The sheriff stuck a wad of Copenhagen under his tongue as he listened, chewed, spit once, and then said, “Those sonsofbitches come to this county, they won’t be walking away.”
“I don’t think they’re looking to walk away,” Lucas said. “They’re like a tornado: they don’t think about too much at all. They just kill and move on.”
“So we’re shifting this basically over to the DCI? To Stern?”
“I guess. Nobody knows exactly where these people are, or what their cars look like. Probably get Skye to do some identikits.”
Another car came rolling fast from the south, grille lights flashing, and the sheriff said, “That’s probably Stern now.”
• • •
IT WAS. STERN LOOKED at the body in the car and said, “One down. Would have liked to have talked to him.”
“I made the call,” the sheriff said, spitting again. “We thought he was about to shoot the girl.”

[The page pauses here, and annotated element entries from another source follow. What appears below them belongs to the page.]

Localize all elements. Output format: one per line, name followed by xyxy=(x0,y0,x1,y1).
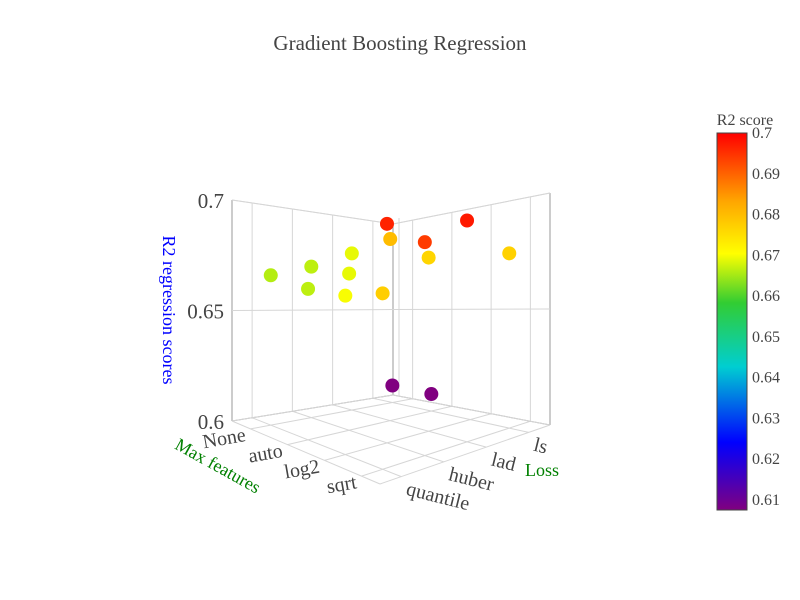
z-grid-line xyxy=(392,308,551,310)
floor-grid-line xyxy=(361,420,531,477)
data-point xyxy=(421,250,436,265)
grid-lines xyxy=(231,192,551,485)
colorbar-tick-label: 0.63 xyxy=(752,410,780,427)
data-point xyxy=(301,281,316,296)
data-point xyxy=(375,286,390,301)
floor-grid-line xyxy=(372,397,529,433)
colorbar-tick-label: 0.65 xyxy=(752,329,780,346)
colorbar-gradient xyxy=(716,132,748,511)
data-point xyxy=(385,378,400,393)
data-point xyxy=(417,235,432,250)
z-axis-ticks: 0.6 0.65 0.7 xyxy=(187,189,224,434)
data-point xyxy=(263,268,278,283)
z-axis-title: R2 regression scores xyxy=(159,236,179,385)
floor-edge xyxy=(231,420,381,485)
data-point xyxy=(460,213,475,228)
y-axis-title: Loss xyxy=(525,460,559,480)
z-grid-line xyxy=(392,192,551,225)
floor-grid-line xyxy=(324,413,492,461)
floor-grid-line xyxy=(250,398,413,430)
y-tick-label: ls xyxy=(532,434,550,459)
z-tick-label: 0.65 xyxy=(187,300,224,324)
colorbar-title: R2 score xyxy=(717,112,773,129)
data-point xyxy=(424,387,439,402)
colorbar: R2 score 0.610.620.630.640.650.660.670.6… xyxy=(716,112,780,511)
chart-title: Gradient Boosting Regression xyxy=(273,31,527,55)
colorbar-tick-label: 0.7 xyxy=(752,125,772,142)
z-grid-line xyxy=(231,394,394,422)
z-tick-label: 0.6 xyxy=(198,410,224,434)
colorbar-tick-label: 0.68 xyxy=(752,207,780,224)
z-tick-label: 0.7 xyxy=(198,189,224,213)
z-grid-line xyxy=(231,309,394,311)
data-points xyxy=(263,213,517,402)
data-point xyxy=(342,266,357,281)
floor-grid-line xyxy=(251,417,402,478)
floor-edge xyxy=(379,424,551,485)
z-grid-line xyxy=(231,199,394,225)
z-grid-line xyxy=(392,394,551,426)
colorbar-tick-label: 0.61 xyxy=(752,492,780,509)
data-point xyxy=(344,246,359,261)
colorbar-tick-label: 0.69 xyxy=(752,166,780,183)
y-tick-label: lad xyxy=(489,449,518,476)
x-tick-label: log2 xyxy=(283,456,322,484)
floor-grid-line xyxy=(292,410,444,463)
colorbar-ticks: 0.61 0.62 0.63 0.64 0.65 0.66 0.67 0.68 0.69 0.7 xyxy=(752,125,780,509)
data-point xyxy=(383,232,398,247)
floor-grid-line xyxy=(287,405,452,446)
colorbar-tick-label: 0.66 xyxy=(752,288,780,305)
data-point xyxy=(379,216,394,231)
colorbar-tick-label: 0.62 xyxy=(752,451,780,468)
data-point xyxy=(338,288,353,303)
x-tick-label: auto xyxy=(247,440,285,468)
data-point xyxy=(304,259,319,274)
x-tick-label: sqrt xyxy=(325,471,359,498)
colorbar-tick-label: 0.64 xyxy=(752,370,780,387)
data-point xyxy=(502,246,517,261)
colorbar-tick-label: 0.67 xyxy=(752,247,780,264)
floor-grid-line xyxy=(332,404,487,448)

Stern slapped him on the shoulder and said, “I’m not criticizing, Jim, we all would’ve done the same thing.” He turned to Lucas: “Did the girl give us anything useful?”
“One thing. There were two people present at the murder last night, this Pilate guy, and one of the women, named Kristen. Skye said she got cut pretty bad and she was treated at an emergency room, probably in the Twin Cities. We should get some video of her.”

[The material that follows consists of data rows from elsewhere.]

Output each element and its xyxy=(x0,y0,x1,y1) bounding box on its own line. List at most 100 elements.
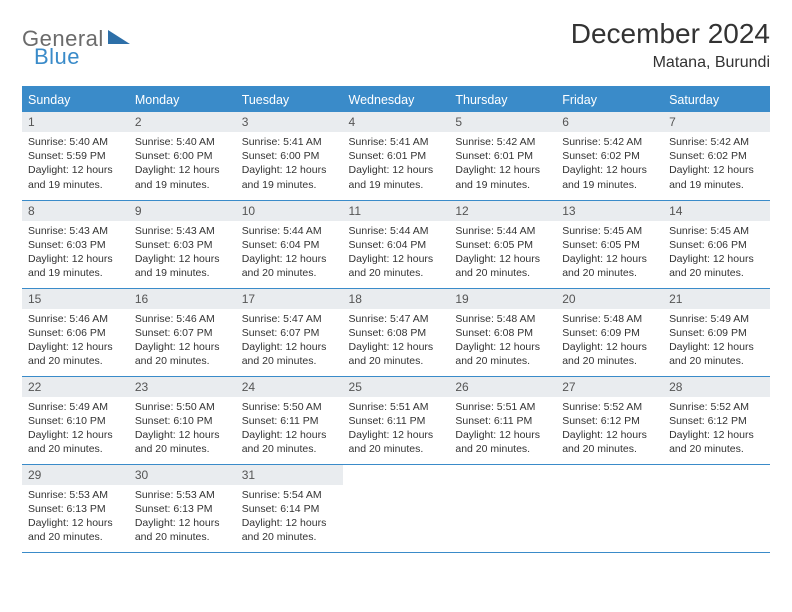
day-number: 5 xyxy=(449,112,556,132)
weekday-header: Monday xyxy=(129,87,236,112)
day-details: Sunrise: 5:40 AMSunset: 5:59 PMDaylight:… xyxy=(22,132,129,198)
calendar-day-cell: 21Sunrise: 5:49 AMSunset: 6:09 PMDayligh… xyxy=(663,288,770,376)
day-number: 22 xyxy=(22,377,129,397)
calendar-day-cell: 28Sunrise: 5:52 AMSunset: 6:12 PMDayligh… xyxy=(663,376,770,464)
calendar-day-cell: 18Sunrise: 5:47 AMSunset: 6:08 PMDayligh… xyxy=(343,288,450,376)
day-number: 21 xyxy=(663,289,770,309)
day-number: 31 xyxy=(236,465,343,485)
day-details: Sunrise: 5:43 AMSunset: 6:03 PMDaylight:… xyxy=(22,221,129,287)
day-details: Sunrise: 5:40 AMSunset: 6:00 PMDaylight:… xyxy=(129,132,236,198)
day-details: Sunrise: 5:47 AMSunset: 6:08 PMDaylight:… xyxy=(343,309,450,375)
weekday-header: Friday xyxy=(556,87,663,112)
day-details: Sunrise: 5:45 AMSunset: 6:06 PMDaylight:… xyxy=(663,221,770,287)
day-details: Sunrise: 5:52 AMSunset: 6:12 PMDaylight:… xyxy=(556,397,663,463)
calendar-day-cell xyxy=(663,464,770,552)
calendar-day-cell: 8Sunrise: 5:43 AMSunset: 6:03 PMDaylight… xyxy=(22,200,129,288)
day-details: Sunrise: 5:49 AMSunset: 6:10 PMDaylight:… xyxy=(22,397,129,463)
calendar-day-cell: 23Sunrise: 5:50 AMSunset: 6:10 PMDayligh… xyxy=(129,376,236,464)
day-details: Sunrise: 5:52 AMSunset: 6:12 PMDaylight:… xyxy=(663,397,770,463)
calendar-day-cell: 13Sunrise: 5:45 AMSunset: 6:05 PMDayligh… xyxy=(556,200,663,288)
calendar-day-cell: 6Sunrise: 5:42 AMSunset: 6:02 PMDaylight… xyxy=(556,112,663,200)
weekday-header: Thursday xyxy=(449,87,556,112)
calendar-day-cell: 2Sunrise: 5:40 AMSunset: 6:00 PMDaylight… xyxy=(129,112,236,200)
calendar-day-cell: 15Sunrise: 5:46 AMSunset: 6:06 PMDayligh… xyxy=(22,288,129,376)
calendar-week-row: 1Sunrise: 5:40 AMSunset: 5:59 PMDaylight… xyxy=(22,112,770,200)
calendar-day-cell: 20Sunrise: 5:48 AMSunset: 6:09 PMDayligh… xyxy=(556,288,663,376)
calendar-day-cell: 30Sunrise: 5:53 AMSunset: 6:13 PMDayligh… xyxy=(129,464,236,552)
calendar-day-cell: 24Sunrise: 5:50 AMSunset: 6:11 PMDayligh… xyxy=(236,376,343,464)
calendar-day-cell: 19Sunrise: 5:48 AMSunset: 6:08 PMDayligh… xyxy=(449,288,556,376)
calendar-day-cell: 31Sunrise: 5:54 AMSunset: 6:14 PMDayligh… xyxy=(236,464,343,552)
day-details: Sunrise: 5:54 AMSunset: 6:14 PMDaylight:… xyxy=(236,485,343,551)
day-details: Sunrise: 5:46 AMSunset: 6:07 PMDaylight:… xyxy=(129,309,236,375)
weekday-header: Wednesday xyxy=(343,87,450,112)
calendar-day-cell: 9Sunrise: 5:43 AMSunset: 6:03 PMDaylight… xyxy=(129,200,236,288)
logo-blue-text: Blue xyxy=(34,44,80,70)
calendar-day-cell: 3Sunrise: 5:41 AMSunset: 6:00 PMDaylight… xyxy=(236,112,343,200)
calendar-day-cell xyxy=(449,464,556,552)
day-number: 14 xyxy=(663,201,770,221)
day-details: Sunrise: 5:51 AMSunset: 6:11 PMDaylight:… xyxy=(343,397,450,463)
day-details: Sunrise: 5:44 AMSunset: 6:04 PMDaylight:… xyxy=(343,221,450,287)
day-number: 2 xyxy=(129,112,236,132)
day-number: 28 xyxy=(663,377,770,397)
day-details: Sunrise: 5:53 AMSunset: 6:13 PMDaylight:… xyxy=(22,485,129,551)
day-number: 16 xyxy=(129,289,236,309)
calendar-day-cell: 16Sunrise: 5:46 AMSunset: 6:07 PMDayligh… xyxy=(129,288,236,376)
calendar-day-cell: 7Sunrise: 5:42 AMSunset: 6:02 PMDaylight… xyxy=(663,112,770,200)
day-details: Sunrise: 5:49 AMSunset: 6:09 PMDaylight:… xyxy=(663,309,770,375)
day-details: Sunrise: 5:43 AMSunset: 6:03 PMDaylight:… xyxy=(129,221,236,287)
day-number: 10 xyxy=(236,201,343,221)
calendar-table: Sunday Monday Tuesday Wednesday Thursday… xyxy=(22,86,770,553)
day-number: 23 xyxy=(129,377,236,397)
month-title: December 2024 xyxy=(571,18,770,50)
calendar-day-cell: 27Sunrise: 5:52 AMSunset: 6:12 PMDayligh… xyxy=(556,376,663,464)
day-details: Sunrise: 5:42 AMSunset: 6:01 PMDaylight:… xyxy=(449,132,556,198)
day-details: Sunrise: 5:48 AMSunset: 6:09 PMDaylight:… xyxy=(556,309,663,375)
calendar-day-cell: 17Sunrise: 5:47 AMSunset: 6:07 PMDayligh… xyxy=(236,288,343,376)
day-details: Sunrise: 5:41 AMSunset: 6:00 PMDaylight:… xyxy=(236,132,343,198)
calendar-day-cell xyxy=(556,464,663,552)
day-number: 8 xyxy=(22,201,129,221)
day-number: 19 xyxy=(449,289,556,309)
calendar-week-row: 15Sunrise: 5:46 AMSunset: 6:06 PMDayligh… xyxy=(22,288,770,376)
day-number: 12 xyxy=(449,201,556,221)
day-details: Sunrise: 5:46 AMSunset: 6:06 PMDaylight:… xyxy=(22,309,129,375)
day-number: 27 xyxy=(556,377,663,397)
day-number: 15 xyxy=(22,289,129,309)
calendar-day-cell: 5Sunrise: 5:42 AMSunset: 6:01 PMDaylight… xyxy=(449,112,556,200)
weekday-header: Saturday xyxy=(663,87,770,112)
calendar-week-row: 8Sunrise: 5:43 AMSunset: 6:03 PMDaylight… xyxy=(22,200,770,288)
day-number: 17 xyxy=(236,289,343,309)
calendar-day-cell: 25Sunrise: 5:51 AMSunset: 6:11 PMDayligh… xyxy=(343,376,450,464)
calendar-day-cell: 22Sunrise: 5:49 AMSunset: 6:10 PMDayligh… xyxy=(22,376,129,464)
day-number: 4 xyxy=(343,112,450,132)
weekday-header-row: Sunday Monday Tuesday Wednesday Thursday… xyxy=(22,87,770,112)
day-details: Sunrise: 5:53 AMSunset: 6:13 PMDaylight:… xyxy=(129,485,236,551)
header: General December 2024 Matana, Burundi xyxy=(22,18,770,72)
day-details: Sunrise: 5:41 AMSunset: 6:01 PMDaylight:… xyxy=(343,132,450,198)
calendar-body: 1Sunrise: 5:40 AMSunset: 5:59 PMDaylight… xyxy=(22,112,770,552)
day-details: Sunrise: 5:48 AMSunset: 6:08 PMDaylight:… xyxy=(449,309,556,375)
logo-triangle-icon xyxy=(108,28,130,49)
day-number: 9 xyxy=(129,201,236,221)
calendar-day-cell: 11Sunrise: 5:44 AMSunset: 6:04 PMDayligh… xyxy=(343,200,450,288)
day-number: 24 xyxy=(236,377,343,397)
calendar-day-cell: 26Sunrise: 5:51 AMSunset: 6:11 PMDayligh… xyxy=(449,376,556,464)
day-number: 20 xyxy=(556,289,663,309)
location-text: Matana, Burundi xyxy=(571,54,770,72)
day-number: 26 xyxy=(449,377,556,397)
calendar-day-cell: 4Sunrise: 5:41 AMSunset: 6:01 PMDaylight… xyxy=(343,112,450,200)
calendar-day-cell xyxy=(343,464,450,552)
day-number: 6 xyxy=(556,112,663,132)
calendar-day-cell: 29Sunrise: 5:53 AMSunset: 6:13 PMDayligh… xyxy=(22,464,129,552)
title-block: December 2024 Matana, Burundi xyxy=(571,18,770,72)
day-details: Sunrise: 5:44 AMSunset: 6:05 PMDaylight:… xyxy=(449,221,556,287)
day-details: Sunrise: 5:50 AMSunset: 6:11 PMDaylight:… xyxy=(236,397,343,463)
calendar-week-row: 29Sunrise: 5:53 AMSunset: 6:13 PMDayligh… xyxy=(22,464,770,552)
day-details: Sunrise: 5:45 AMSunset: 6:05 PMDaylight:… xyxy=(556,221,663,287)
day-details: Sunrise: 5:44 AMSunset: 6:04 PMDaylight:… xyxy=(236,221,343,287)
weekday-header: Tuesday xyxy=(236,87,343,112)
day-number: 18 xyxy=(343,289,450,309)
day-number: 11 xyxy=(343,201,450,221)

“We need that right now,” Stern said.
“I’ll call on my way down to Menomonie,” Lucas said. “About Skye. You guys are going to want to wring her out, but when you’re done . . . she’s sort of a friend of my daughter. If you want, I’ll put her in a hotel in St. Paul and we’ll keep an eye on her.”
“Probably as good as it’s gonna get, if she doesn’t have an address,” Stern said. “Appreciate the offer.”
Before Lucas left, he took the highway patrolman aside and asked, “Are you guys running any speed traps down on
I-94?”
“Just curious?”
“Well, my daughter’s coming over, she’s a friend of Skye’s. She’s probably upset and driving too fast, because she’s kinda freaked out. If I could slow her down a bit . . .”
The patrolman checked and found a trap near Exit 10, at Roberts, Wisconsin, not far from the Minnesota line. Lucas called Letty from his truck: “Where are you?”
“I-94.”
“But not in Wisconsin, yet,” Lucas said.
“Not yet. Not quite.”
“The Wisconsin highway patrol is running a trap near Exit 10, that’s ten miles on the other side of the river. Watch the mile signs.”
“Got it. I’m driving slow. I’ll tell you, though, a seven-speed manual seems a little overcooked for this bitch. You can keep it in fifth and still blow the doors off anything else on the road.”
“Letty, goddamnit . . .”
“Just honking your horn, Dad. I’ll see you in Menomonie.”
• • •
LUCAS HAD JUST GOTTEN in the Benz when he saw Stern jogging toward him. He rolled down the window, and Stern came up and said, “He had a cell phone. We looked at the recents and he had a call just a minute or so before he got off the highway. That had to be somebody else in the caravan who spotted the roadblock being set up.”
“Had to be,” Lucas said.
“I’ll get the numbers down to Madison and we’ll start pinging them,” Stern said. “We oughta have a location pretty quick.”
• • •
LUCAS WAS ALMOST AS FAR from the hospital as Letty was, the difference being that she was driving a Porsche on an interstate highway and he was driving an SUV on back roads. On the way down, he called the BCA duty officer and told him about the woman who’d been treated for knife cuts, and asked him to check the local hospitals.
“Sometime right before or after midnight, probably,” he said.
“We’ll get it going.”
• • •
LUCAS WAS NOT SURPRISED when he pulled into the hospital parking lot and saw his Porsche already there. When he walked past it, he could hear the ticking as the engine cooled. Inside the emergency room, Skye was sitting on a bed, talking to Letty, who was sitting in a visitor’s chair.